Harmeet Dhillon doesn’t send letters for fun. When the Assistant Attorney General puts a state election official on five-day notice with criminal prosecution on the table, it means the federal government has seen enough — and Oregon’s Secretary of State had better start paying attention.
The letter to Tobias Read is straightforward: federal law requires states to maintain accurate voter rolls, remove ineligible voters, and prevent noncitizens from casting ballots in federal elections. Oregon has known since 2024 that its Motor Voter automatic registration system — the program that registers people to vote when they obtain or renew a driver’s license — erroneously added nearly 2,000 people to the voter rolls without verifying their citizenship. The state found that 43 of those individuals actually voted. Officials quietly cleaned up the registrations, investigated the cases, and closed most of them without charges.
And then, apparently, considered the matter settled.
The DOJ does not consider the matter settled. The letter makes clear that knowingly maintaining ineligible voters on rolls or facilitating their participation in federal elections exposes state officials to criminal liability under existing federal law. It isn’t a political threat — it’s a statement of what the law already says, directed at officials who have demonstrated they cannot be trusted to enforce it on their own.

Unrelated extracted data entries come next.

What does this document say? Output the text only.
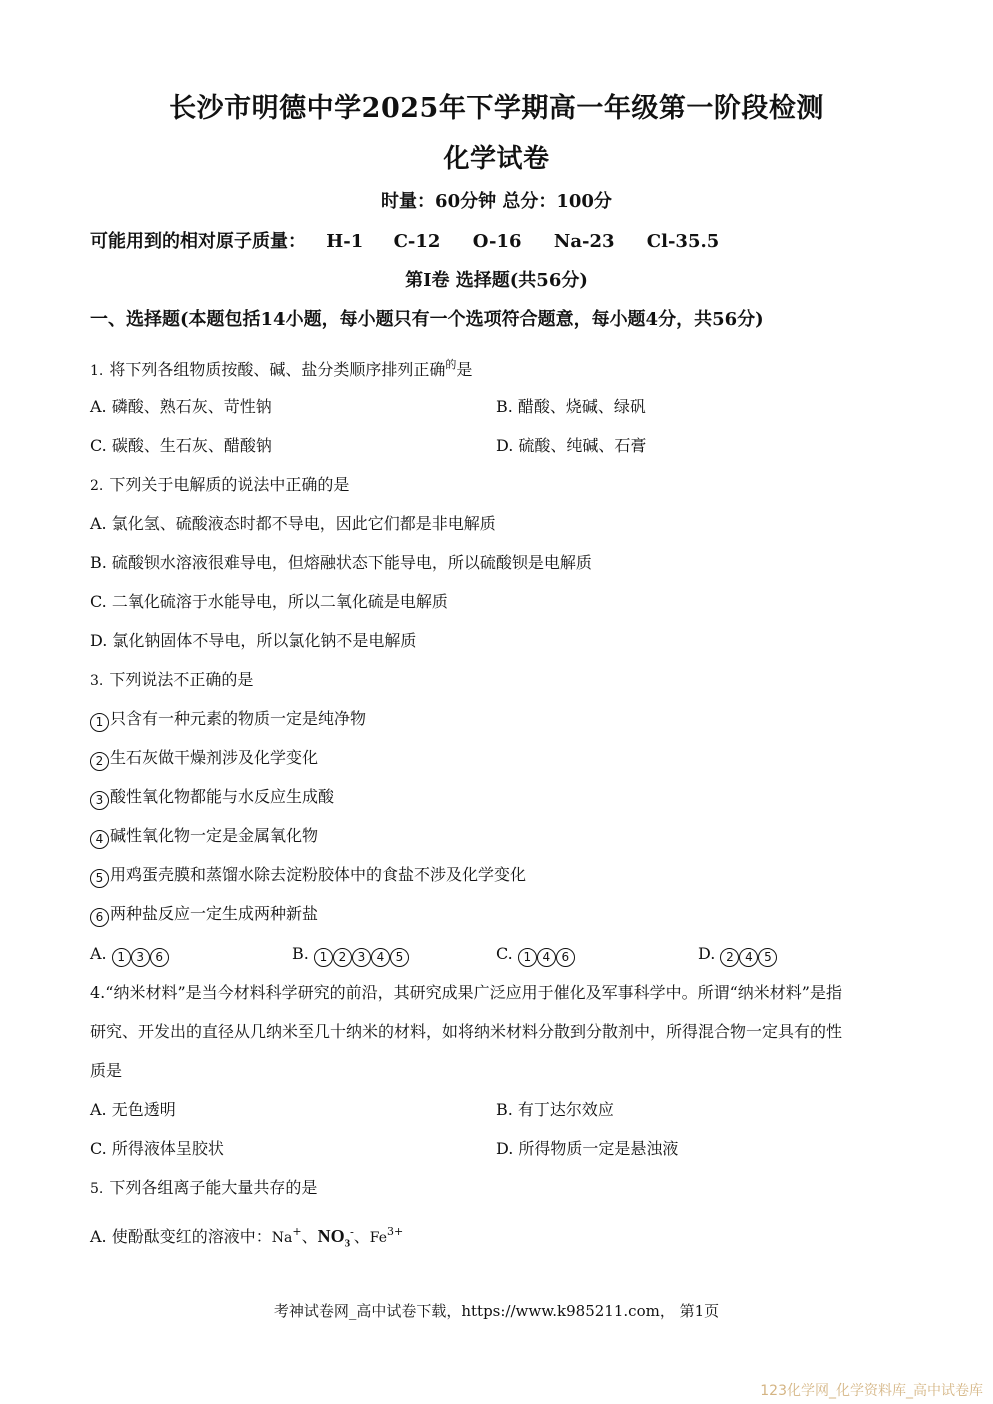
长沙市明德中学2025年下学期高一年级第一阶段检测
化学试卷
时量：60分钟 总分：100分
可能用到的相对原子质量： H-1 C-12 O-16 Na-23 Cl-35.5
第Ⅰ卷 选择题(共56分)
一、选择题(本题包括14小题，每小题只有一个选项符合题意，每小题4分，共56分)
1. 将下列各组物质按酸、碱、盐分类顺序排列正确$^的$是
A. 磷酸、熟石灰、苛性钠	B. 醋酸、烧碱、绿矾
C. 碳酸、生石灰、醋酸钠	D. 硫酸、纯碱、石膏
2. 下列关于电解质的说法中正确的是
A. 氯化氢、硫酸液态时都不导电，因此它们都是非电解质
B. 硫酸钡水溶液很难导电，但熔融状态下能导电，所以硫酸钡是电解质
C. 二氧化硫溶于水能导电，所以二氧化硫是电解质
D. 氯化钠固体不导电，所以氯化钠不是电解质
3. 下列说法不正确的是
1 只含有一种元素的物质一定是纯净物
2 生石灰做干燥剂涉及化学变化
3 酸性氧化物都能与水反应生成酸
4 碱性氧化物一定是金属氧化物
5 用鸡蛋壳膜和蒸馏水除去淀粉胶体中的食盐不涉及化学变化
6 两种盐反应一定生成两种新盐
A. 1 3 6	B. 1 2 3 4 5	C. 1 4 6	D. 2 4 5
4.“纳米材料”是当今材料科学研究的前沿，其研究成果广泛应用于催化及军事科学中。所谓“纳米材料”是指
研究、开发出的直径从几纳米至几十纳米的材料，如将纳米材料分散到分散剂中，所得混合物一定具有的性
质是
A. 无色透明	B. 有丁达尔效应
C. 所得液体呈胶状	D. 所得物质一定是悬浊液
5. 下列各组离子能大量共存的是
A. 使酚酞变红的溶液中：Na+、$NO_3^-$、$Fe^{3+}$
考神试卷网_高中试卷下载，https://www.k985211.com， 第1页
123化学网_化学资料库_高中试卷库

Ron Wyden immediately called it “another desperate attempt by Trump to make it harder for Oregonians to vote.” This is the Democratic playbook applied reflexively and on cue: any effort to verify that voters are actually eligible is voter suppression, any enforcement of existing election law is an attack on democracy, and any federal oversight of state systems that demonstrably failed is somehow more troubling than the failure itself. Wyden isn’t defending Oregon voters. He’s defending Oregon’s right to run a slipshod registration system without accountability.
Here’s the part Wyden doesn’t want to discuss: Oregon’s Motor Voter system registered nearly 2,000 people without citizenship verification. That’s not a partisan talking point. That’s Oregon’s own official count from Oregon’s own official investigation. The state’s response was to quietly deactivate the registrations and close the cases. There were no systemic fixes announced. No reforms to prevent the same errors from occurring before the 2026 midterms. Just a cleanup operation conducted entirely out of public view, followed by assurances that nothing significant actually happened.
That’s not good enough. Not when elections are decided by margins smaller than 2,000 votes. Not when the integrity of federal elections is a federal responsibility that states cannot simply opt out of when it becomes inconvenient.
The SAVE America Act would solve this problem permanently — requiring proof of citizenship to register and eliminating the ambiguity that Oregon’s broken system exploited. Senate Republicans need to pass it before the next election hands Oregon another chance to get this wrong.
Five days, Secretary Read. The clock is running.